Bagian terakhir dari Mazmur 36, bagaimana dengan nasib orang-orang fasik itu? Saudara membaca di dua ayat terakhir, ada permo-honan dari orang-orang yang telah melihat terang Tuhan: ‘Janganlah kiranya kaki orang-orang congkak menginjak aku, dan tangan orang fasik mengusir aku’ (ayat 11). Lalu pemazmur mengakhirinya dengan: ‘Lihat, orang-orang yang melakukan kejahatan itu jatuh; mereka dibanting dan tidak dapat bangun lagi’ (ayat 12). Kapan ini akan terjadi? Ini adalah satu pengharapan eskatologis (eschatological hope).
Percaya kepada Tuhan, mengenal Tuhan, melihat terang yang sejati, itu bukan berarti kita kemudian tidak lagi melihat ketidakadilan di dalam dunia ini.
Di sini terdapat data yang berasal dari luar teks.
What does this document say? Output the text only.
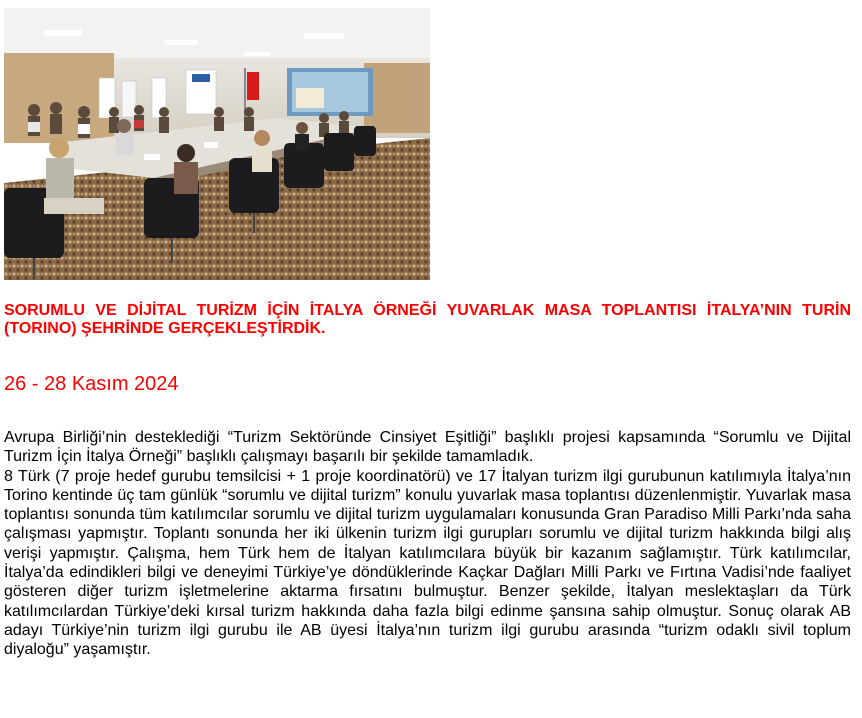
SORUMLU VE DİJİTAL TURİZM İÇİN İTALYA ÖRNEĞİ YUVARLAK MASA TOPLANTISI İTALYA’NIN TURİN (TORINO) ŞEHRİNDE GERÇEKLEŞTİRDİK.

26 - 28 Kasım 2024

Avrupa Birliği’nin desteklediği “Turizm Sektöründe Cinsiyet Eşitliği” başlıklı projesi kapsamında “Sorumlu ve Dijital Turizm İçin İtalya Örneği” başlıklı çalışmayı başarılı bir şekilde tamamladık.

8 Türk (7 proje hedef gurubu temsilcisi + 1 proje koordinatörü) ve 17 İtalyan turizm ilgi gurubunun katılımıyla İtalya’nın Torino kentinde üç tam günlük “sorumlu ve dijital turizm” konulu yuvarlak masa toplantısı düzenlenmiştir. Yuvarlak masa toplantısı sonunda tüm katılımcılar sorumlu ve dijital turizm uygulamaları konusunda Gran Paradiso Milli Parkı’nda saha çalışması yapmıştır. Toplantı sonunda her iki ülkenin turizm ilgi gurupları sorumlu ve dijital turizm hakkında bilgi alış verişi yapmıştır. Çalışma, hem Türk hem de İtalyan katılımcılara büyük bir kazanım sağlamıştır. Türk katılımcılar, İtalya’da edindikleri bilgi ve deneyimi Türkiye’ye döndüklerinde Kaçkar Dağları Milli Parkı ve Fırtına Vadisi’nde faaliyet gösteren diğer turizm işletmelerine aktarma fırsatını bulmuştur. Benzer şekilde, İtalyan meslektaşları da Türk katılımcılardan Türkiye’deki kırsal turizm hakkında daha fazla bilgi edinme şansına sahip olmuştur. Sonuç olarak AB adayı Türkiye’nin turizm ilgi gurubu ile AB üyesi İtalya’nın turizm ilgi gurubu arasında “turizm odaklı sivil toplum diyaloğu” yaşamıştır.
Lihatlah kehidupan Kristus; Kristus sendiri mengalami ketidakadilan itu sampai akhirnya Dia mati di atas kayu salib. Percaya kepada Yesus Kristus bukan berarti kita kemudian diluputkan dari segala macam ketidakadilan. Percaya kepada Kristus berarti kita memiliki pengharapan bahwa pada akhirnya orang benar akan dibenarkan, ada vindication of the righteous; dan juga ada keyakinan bahwa orang fasik tidak akan luput dari penghukuman. Pengharapan yang seperti ini bisa terus menguatkan kita, menolong kita untuk tidak berhenti mengenal Tuhan, tidak berhenti beribadah kepada Tuhan, dan juga tidak berhenti memuji Dia dan segala sifat-sifat-Nya.
Kiranya Tuhan memberkati Saudara sekalian.